Suburban office may be the hidden resilience play. Moncton’s suburban submarket fared better than downtown in Q2, offering a hint that tenants are trading location premium for function - and landlords in outer nodes might find opportunity.
Negative absorption in secondary and lower-quality product is the risk. Moncton’s downtown performance signals that older Class B buildings must work harder - tenant incentives, creative lease structures, or repurposing might be the pathway forward.
Liquidity and investor appetite are likely to bifurcate.

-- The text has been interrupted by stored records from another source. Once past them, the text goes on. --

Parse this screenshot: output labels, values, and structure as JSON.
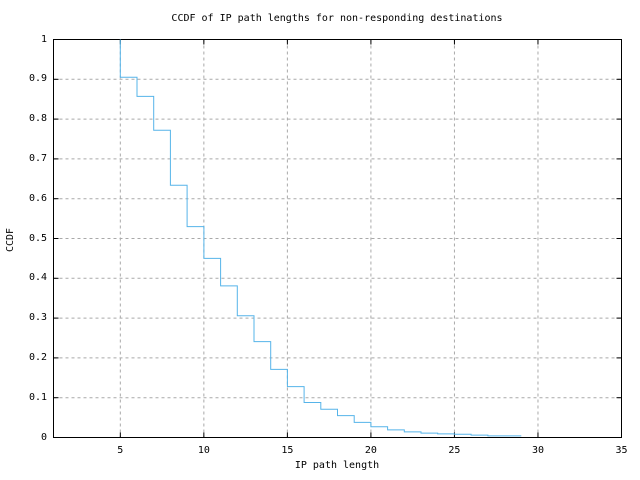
{
  "colors": {
    "line": "#56b4e9",
    "grid": "#a9a9a9",
    "frame": "#000000",
    "background": "#ffffff",
    "text": "#000000"
  },
  "chart_data": {
    "type": "line",
    "subtype": "ccdf-step-function",
    "title": "CCDF of IP path lengths for non-responding destinations",
    "xlabel": "IP path length",
    "ylabel": "CCDF",
    "xlim": [
      1,
      35
    ],
    "ylim": [
      0,
      1
    ],
    "x_ticks": [
      5,
      10,
      15,
      20,
      25,
      30,
      35
    ],
    "y_ticks": [
      0,
      0.1,
      0.2,
      0.3,
      0.4,
      0.5,
      0.6,
      0.7,
      0.8,
      0.9,
      1
    ],
    "y_tick_labels": [
      "0",
      "0.1",
      "0.2",
      "0.3",
      "0.4",
      "0.5",
      "0.6",
      "0.7",
      "0.8",
      "0.9",
      "1"
    ],
    "grid": "dashed",
    "legend": "none",
    "series": [
      {
        "name": "ccdf",
        "color": "#56b4e9",
        "start": {
          "x": 5,
          "y": 1.0
        },
        "end_x": 29,
        "steps": [
          {
            "x": 5,
            "y": 0.905
          },
          {
            "x": 6,
            "y": 0.857
          },
          {
            "x": 7,
            "y": 0.772
          },
          {
            "x": 8,
            "y": 0.634
          },
          {
            "x": 9,
            "y": 0.53
          },
          {
            "x": 10,
            "y": 0.45
          },
          {
            "x": 11,
            "y": 0.381
          },
          {
            "x": 12,
            "y": 0.306
          },
          {
            "x": 13,
            "y": 0.241
          },
          {
            "x": 14,
            "y": 0.171
          },
          {
            "x": 15,
            "y": 0.128
          },
          {
            "x": 16,
            "y": 0.088
          },
          {
            "x": 17,
            "y": 0.071
          },
          {
            "x": 18,
            "y": 0.055
          },
          {
            "x": 19,
            "y": 0.038
          },
          {
            "x": 20,
            "y": 0.027
          },
          {
            "x": 21,
            "y": 0.019
          },
          {
            "x": 22,
            "y": 0.014
          },
          {
            "x": 23,
            "y": 0.011
          },
          {
            "x": 24,
            "y": 0.009
          },
          {
            "x": 25,
            "y": 0.008
          },
          {
            "x": 26,
            "y": 0.006
          },
          {
            "x": 27,
            "y": 0.004
          }
        ]
      }
    ]
  }
}
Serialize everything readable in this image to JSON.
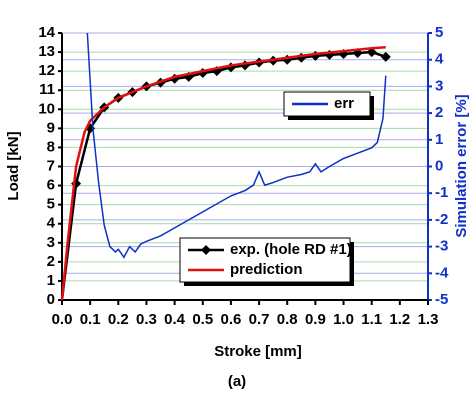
{
  "chart_data": {
    "type": "line",
    "caption": "(a)",
    "x_label": "Stroke [mm]",
    "y_label": "Load [kN]",
    "y2_label": "Simulation error [%]",
    "xlim": [
      0,
      1.3
    ],
    "xticks": [
      {
        "value": 0,
        "label": "0.0"
      },
      0.1,
      0.2,
      0.3,
      0.4,
      0.5,
      0.6,
      0.7,
      0.8,
      0.9,
      {
        "value": 1,
        "label": "1.0"
      },
      1.1,
      1.2,
      1.3
    ],
    "ylim": [
      0,
      14
    ],
    "yticks": [
      0,
      1,
      2,
      3,
      4,
      5,
      6,
      7,
      8,
      9,
      10,
      11,
      12,
      13,
      14
    ],
    "y2lim": [
      -5,
      5
    ],
    "y2ticks": [
      -5,
      -4,
      -3,
      -2,
      -1,
      0,
      1,
      2,
      3,
      4,
      5
    ],
    "grid": true,
    "grid_color": "#a6dca6",
    "grid2_color": "#a9a9f0",
    "y2_color": "#1030c8",
    "series": [
      {
        "name": "exp. (hole RD #1)",
        "color": "#000000",
        "marker": "diamond",
        "x": [
          0,
          0.05,
          0.1,
          0.15,
          0.2,
          0.25,
          0.3,
          0.35,
          0.4,
          0.45,
          0.5,
          0.55,
          0.6,
          0.65,
          0.7,
          0.75,
          0.8,
          0.85,
          0.9,
          0.95,
          1.0,
          1.05,
          1.1,
          1.15
        ],
        "values": [
          0,
          6.1,
          9.0,
          10.1,
          10.6,
          10.9,
          11.2,
          11.4,
          11.6,
          11.7,
          11.9,
          12.0,
          12.2,
          12.3,
          12.45,
          12.55,
          12.6,
          12.7,
          12.8,
          12.85,
          12.9,
          12.95,
          13.0,
          12.75
        ]
      },
      {
        "name": "prediction",
        "color": "#e01010",
        "x": [
          0,
          0.02,
          0.05,
          0.08,
          0.1,
          0.15,
          0.2,
          0.3,
          0.4,
          0.5,
          0.6,
          0.7,
          0.8,
          0.9,
          1.0,
          1.1,
          1.15
        ],
        "values": [
          0,
          3,
          7,
          8.8,
          9.4,
          10.1,
          10.6,
          11.2,
          11.7,
          12.0,
          12.3,
          12.5,
          12.7,
          12.9,
          13.05,
          13.2,
          13.25
        ]
      },
      {
        "name": "err",
        "color": "#1030c8",
        "axis": "y2",
        "x": [
          0.09,
          0.1,
          0.11,
          0.13,
          0.15,
          0.17,
          0.19,
          0.2,
          0.22,
          0.24,
          0.26,
          0.28,
          0.3,
          0.35,
          0.4,
          0.45,
          0.5,
          0.55,
          0.6,
          0.65,
          0.68,
          0.7,
          0.72,
          0.75,
          0.8,
          0.85,
          0.88,
          0.9,
          0.92,
          0.95,
          1.0,
          1.05,
          1.1,
          1.12,
          1.14,
          1.15
        ],
        "values": [
          5,
          3.2,
          1.4,
          -0.6,
          -2.2,
          -3.0,
          -3.2,
          -3.1,
          -3.4,
          -3.0,
          -3.2,
          -2.9,
          -2.8,
          -2.6,
          -2.3,
          -2.0,
          -1.7,
          -1.4,
          -1.1,
          -0.9,
          -0.7,
          -0.2,
          -0.7,
          -0.6,
          -0.4,
          -0.3,
          -0.2,
          0.1,
          -0.2,
          0.0,
          0.3,
          0.5,
          0.7,
          0.9,
          1.8,
          3.4
        ]
      }
    ],
    "legend": [
      {
        "series": [
          2
        ]
      },
      {
        "series": [
          0,
          1
        ]
      }
    ]
  }
}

In Halifax, the improving vacancy and better absorption should attract capital to best-in-class assets. In Moncton, acquisition will favor stabilized, well-executed assets over “turnaround” plays given demand uncertainty.
Conversion and repurposing are still in the wings. With excess low-value office stock, owners who can pivot to hybrid/mixed-use or residential components may find hidden value in assets others view as liabilities.
At ONE. Commercial, we’re tracking how occupiers are re-evaluating space - not just by square feet, but by experience offered (amenities, flexibility, tech). The takeaway? In 2025, success in the office realm in Atlantic Canada hinges not on avoiding vacancy, but on commanding the narrative of quality, utility, and adaptability.